Sunlight claims the sky, threading through the treeline in woven strands.
We’re parked overlooking a field of cracked mud and brown tufts of grass desperate for rain.
The Redwing house sits on the border in a row of dilapidated houses, all one earth tremor away from collapsing.
Exiting the car and checking the clip in my pistol, I take off the safety and place it in the back of the waistband of my jeans, nodding to Callan over the hood.
We zip our jackets to hide our club colors sitting proudly on our cuts underneath and walk the fifty yards to Michael’s black Mercedes.
Monster and Dodger are parked a mile up the road, no explanation needed when Callan told them we had some business to take care of and needed them to sit tight and have their phones ready.
They’re good soldiers, and Monster is the brother you want at your back if shit turns sour.
The locks disengage on our approach, and we slip into the back seats on either side, the air conditioner offering a reprieve from the stagnant air.
Michael sits in the passenger seat in jeans and a t-shirt, his hair unstyled.
For the first time in all the years I’ve known him, he’s not wearing a suit.
His driver is in a black suit, sunglasses covering his eyes.
After a nod from Michael, he exits the car and stands beneath the canopy of trees.
“I appreciate you meeting me here like this.”
“What’s going on?” Callan speaks to the headrest, side-eyeing me warily.
“We didn’t find Nicolas the night you came over.
” There’s strain in his voice, his posture sagging into the leather seat, eyes cast toward the Redwing house.
We remain silent, allowing him to collect his thoughts.
“His phone was recovered on a member of that fucking street gang.” Clenching the air with his fist, he punches the dashboard, a crack splitting through the air.
Blood sprouts from a cut across his knuckles.
He doesn’t seem to notice the pain. “We took the skin from his bones, and in his plea to end the suffering, he admitted a bunch of them obeyed an order to feed a body to the river but he didn’t see who it was. ”
Someone is looking down on us, offering solution after solution to this fucked up situation. Murder isn’t something new for street gangs, and the timing of this one couldn’t have been better.
“We may never get his body.”
“It might not be him,” I tell him, the words intended to offer hope.

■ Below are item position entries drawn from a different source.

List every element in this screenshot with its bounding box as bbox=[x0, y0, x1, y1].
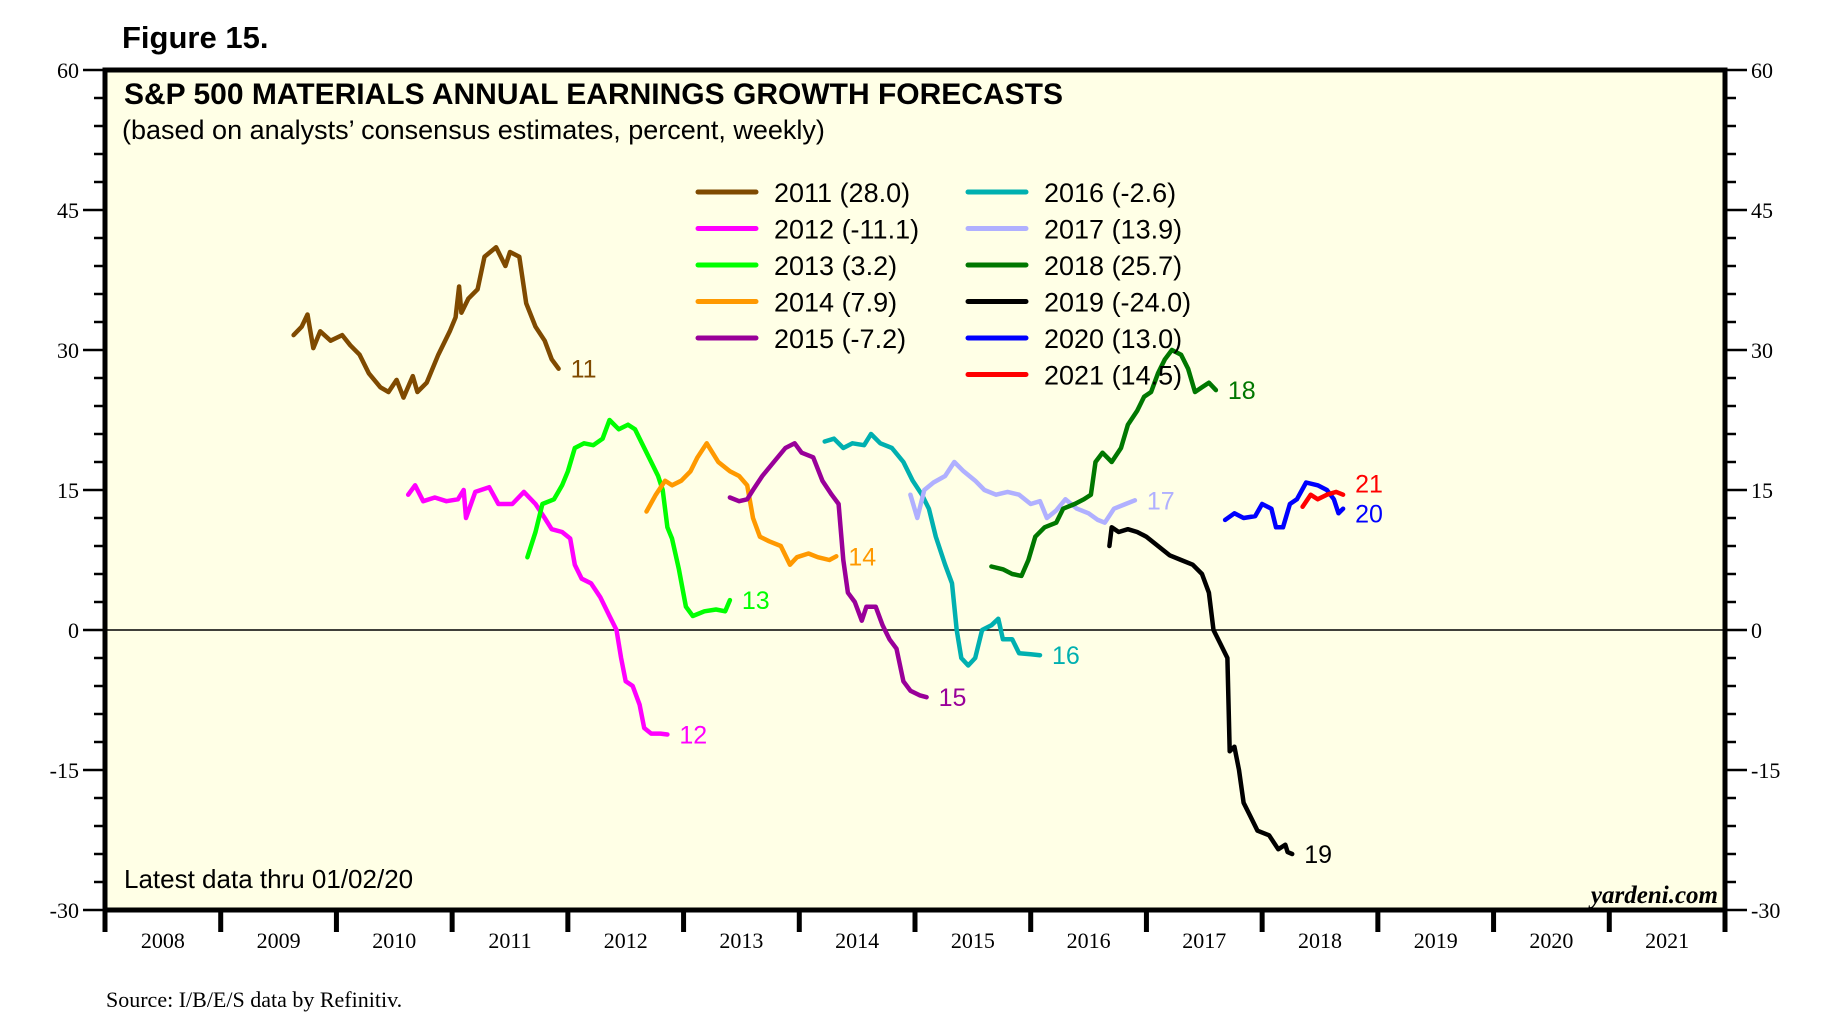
legend-label-18: 2018 (25.7) bbox=[1044, 251, 1182, 281]
x-tick-label: 2013 bbox=[719, 928, 763, 953]
series-line-13 bbox=[525, 417, 733, 619]
series-end-label-16: 16 bbox=[1052, 642, 1080, 670]
x-tick-label: 2009 bbox=[257, 928, 301, 953]
y-tick-label-left: 0 bbox=[68, 618, 79, 643]
legend-label-13: 2013 (3.2) bbox=[774, 251, 897, 281]
series-line-12 bbox=[405, 483, 670, 737]
source-note: Source: I/B/E/S data by Refinitiv. bbox=[106, 987, 402, 1012]
legend-label-19: 2019 (-24.0) bbox=[1044, 288, 1191, 318]
series-end-label-12: 12 bbox=[679, 722, 707, 750]
chart-title: S&P 500 MATERIALS ANNUAL EARNINGS GROWTH… bbox=[124, 78, 1063, 111]
y-tick-label-right: 60 bbox=[1751, 58, 1773, 83]
series-line-21 bbox=[1300, 489, 1346, 510]
series-end-label-21: 21 bbox=[1355, 471, 1383, 499]
y-tick-label-right: 0 bbox=[1751, 618, 1762, 643]
series-line-16 bbox=[822, 431, 1043, 668]
x-tick-label: 2012 bbox=[604, 928, 648, 953]
series-end-label-14: 14 bbox=[848, 543, 876, 571]
y-tick-label-right: 15 bbox=[1751, 478, 1773, 503]
x-tick-label: 2010 bbox=[372, 928, 416, 953]
chart-subtitle: (based on analysts’ consensus estimates,… bbox=[122, 115, 825, 145]
series-end-label-11: 11 bbox=[571, 356, 597, 384]
legend-label-20: 2020 (13.0) bbox=[1044, 324, 1182, 354]
x-tick-label: 2020 bbox=[1529, 928, 1573, 953]
x-tick-label: 2015 bbox=[951, 928, 995, 953]
series-layer: 11 12 13 14 15 16 17 18 19 2021 bbox=[291, 245, 1383, 869]
series-end-label-15: 15 bbox=[939, 684, 967, 712]
series-line-15 bbox=[727, 441, 929, 700]
plot-background bbox=[105, 70, 1725, 910]
legend: 2011 (28.0) 2012 (-11.1) 2013 (3.2) 2014 (7… bbox=[695, 178, 1191, 391]
x-tick-label: 2011 bbox=[488, 928, 531, 953]
x-tick-label: 2014 bbox=[835, 928, 879, 953]
plot-frame bbox=[102, 67, 1728, 913]
y-tick-label-right: 30 bbox=[1751, 338, 1773, 363]
series-line-17 bbox=[908, 459, 1138, 525]
y-tick-label-right: -30 bbox=[1751, 898, 1780, 923]
series-end-label-18: 18 bbox=[1228, 377, 1256, 405]
legend-label-12: 2012 (-11.1) bbox=[774, 215, 919, 245]
y-tick-label-left: 15 bbox=[57, 478, 79, 503]
brand-watermark: yardeni.com bbox=[1588, 882, 1718, 909]
series-end-label-20: 20 bbox=[1355, 501, 1383, 529]
latest-data-note: Latest data thru 01/02/20 bbox=[124, 864, 413, 894]
axis-ticks: -30 -30 -15 -15 0 0 15 15 30 30 45 45 60 60 2008 2009 20… bbox=[50, 58, 1781, 953]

“I want them all fucking dead. We were going to take the leader to send a message, but now—I want them exterminated like the fucking vermin they are. Our father is cautious to pull the trigger on this, but I want it done. Knowing his killer is in there, still breathing, is consuming me.”
“You want us to take care of the problem?” Callan surmises. It’s only fair we have to clear the nest. Eliminating the entire crew is the best-case scenario. No one can deny responsibility if there’s no one left to ask.
“A favor between friends—one I won’t forget and will be indebted to you for.” I should feel like a cunt, sitting with his brother’s blood on my hands while he offers his appreciation and debt, but all I feel is relief. Callan was right. Michael didn’t look further than the Redwings.
We got away with this.
Placing a hand on his shoulder, Callan says, “We’ll take care of them.” He pauses, then adds, “It will be done tonight.”
“Burn them all,” Michael breathes, clenching his teeth. “For Nicolas.”
“And you,” I say shamelessly.
We’ll burn them all. Set every last Redwing hangout ablaze. And when they flee like scurrying rats, we’ll be waiting with rifles, ready to shoot them like fish in a barrel. Easy. Fun.
One day, my sins will come for me, drag me into the endless sleep. Not now, though. Now, the Carnells will be in our debt.